Salmonella manipulates macrophage migration via SteC-mediated myosin light chain activation to penetrate the gut-vascular barrier

The intestinal pathogen Salmonella enterica rapidly enters the bloodstream after the invasion of intestinal epithelial cells, but how Salmonella breaks through the gut-vascular barrier is largely unknown. Here, we report that Salmonella enters the bloodstream through intestinal CX3CR1 + macrophages during early infection. Mechanistically, Salmonella induces the migration/invasion properties of macrophages in a manner dependent on host cell actin and on the pathogen effector SteC. SteC recruits host myosin light chain protein Myl12a and phosphorylates its Ser19 and Thr20 residues. Myl12a phosphorylation results in actin rearrangement, and enhanced migration and invasion of macrophages. SteC is able to utilize a wide range of NTPs other than ATP to phosphorylate Myl12a. We further solved the crystal structure of SteC, which suggests an atypical dimerization-mediated catalytic mechanism.
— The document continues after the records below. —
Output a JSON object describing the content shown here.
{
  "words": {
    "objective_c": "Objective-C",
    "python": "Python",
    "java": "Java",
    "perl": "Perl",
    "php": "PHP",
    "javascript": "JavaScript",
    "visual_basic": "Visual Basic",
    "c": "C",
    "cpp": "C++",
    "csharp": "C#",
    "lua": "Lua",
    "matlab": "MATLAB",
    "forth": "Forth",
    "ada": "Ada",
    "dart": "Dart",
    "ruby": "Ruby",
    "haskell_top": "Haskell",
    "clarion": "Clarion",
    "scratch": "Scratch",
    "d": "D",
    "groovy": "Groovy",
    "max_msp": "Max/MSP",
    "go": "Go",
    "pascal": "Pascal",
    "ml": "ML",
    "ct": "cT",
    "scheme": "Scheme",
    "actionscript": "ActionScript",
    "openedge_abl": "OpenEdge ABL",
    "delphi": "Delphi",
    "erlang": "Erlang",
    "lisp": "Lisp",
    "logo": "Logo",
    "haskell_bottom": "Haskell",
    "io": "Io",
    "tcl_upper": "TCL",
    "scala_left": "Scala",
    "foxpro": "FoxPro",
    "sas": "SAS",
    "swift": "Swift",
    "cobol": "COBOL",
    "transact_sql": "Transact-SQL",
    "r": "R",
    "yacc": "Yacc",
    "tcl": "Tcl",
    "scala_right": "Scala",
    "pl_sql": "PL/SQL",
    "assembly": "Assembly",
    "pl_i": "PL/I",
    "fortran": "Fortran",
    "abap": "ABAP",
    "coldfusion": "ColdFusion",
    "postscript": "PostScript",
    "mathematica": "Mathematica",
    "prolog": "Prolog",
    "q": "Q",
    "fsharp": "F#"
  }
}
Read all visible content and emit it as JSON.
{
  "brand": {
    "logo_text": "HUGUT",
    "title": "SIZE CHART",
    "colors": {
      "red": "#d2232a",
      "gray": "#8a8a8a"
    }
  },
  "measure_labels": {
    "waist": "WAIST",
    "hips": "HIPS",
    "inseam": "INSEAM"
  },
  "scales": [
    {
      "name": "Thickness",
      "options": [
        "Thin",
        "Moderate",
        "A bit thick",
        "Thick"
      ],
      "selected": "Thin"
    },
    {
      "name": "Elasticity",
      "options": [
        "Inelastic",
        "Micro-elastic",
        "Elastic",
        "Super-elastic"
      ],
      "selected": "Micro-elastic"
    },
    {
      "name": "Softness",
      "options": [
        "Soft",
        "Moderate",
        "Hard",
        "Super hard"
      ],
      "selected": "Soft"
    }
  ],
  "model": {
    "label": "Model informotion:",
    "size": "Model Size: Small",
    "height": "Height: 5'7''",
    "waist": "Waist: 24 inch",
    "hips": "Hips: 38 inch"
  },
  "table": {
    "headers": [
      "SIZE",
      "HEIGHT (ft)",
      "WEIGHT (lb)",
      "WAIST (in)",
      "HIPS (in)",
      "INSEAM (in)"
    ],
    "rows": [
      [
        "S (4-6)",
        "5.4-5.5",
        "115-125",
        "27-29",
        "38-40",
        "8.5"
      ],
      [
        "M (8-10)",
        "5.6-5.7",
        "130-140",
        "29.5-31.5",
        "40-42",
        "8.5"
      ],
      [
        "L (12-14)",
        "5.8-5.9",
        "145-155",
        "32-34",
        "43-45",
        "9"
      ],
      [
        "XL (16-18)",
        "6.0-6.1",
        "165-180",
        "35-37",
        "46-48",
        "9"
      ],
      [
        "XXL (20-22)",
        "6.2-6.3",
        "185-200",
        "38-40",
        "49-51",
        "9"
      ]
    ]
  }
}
Finally, in vivo data show that SteC-mediated cytoskeleton manipulation is crucial for Salmonella breaching the gut vascular barrier and spreading to target organs. Synopsis Salmonella enters the bloodstream early during infection. Here, the effector protein SteC is found to activate myosin light chain (MLC), thereby facilitating Salmonella dissemination by manipulating macrophage motility. Salmonella enters the bloodstream via infection of intestinal CX3CR1 + macrophages. Salmonella promotes macrophage migration and invasion in an actin- and SteC-dependent manner. SteC acts as an atypical kinase that phosphorylates host MLC using a broad range of NTPs. SteC-mediated MLC activation is essential for Salmonella dissemination within the host. Dissemination of the intestinal pathogen Salmonella enterica within the host depends on motility of infected intestinal macrophages.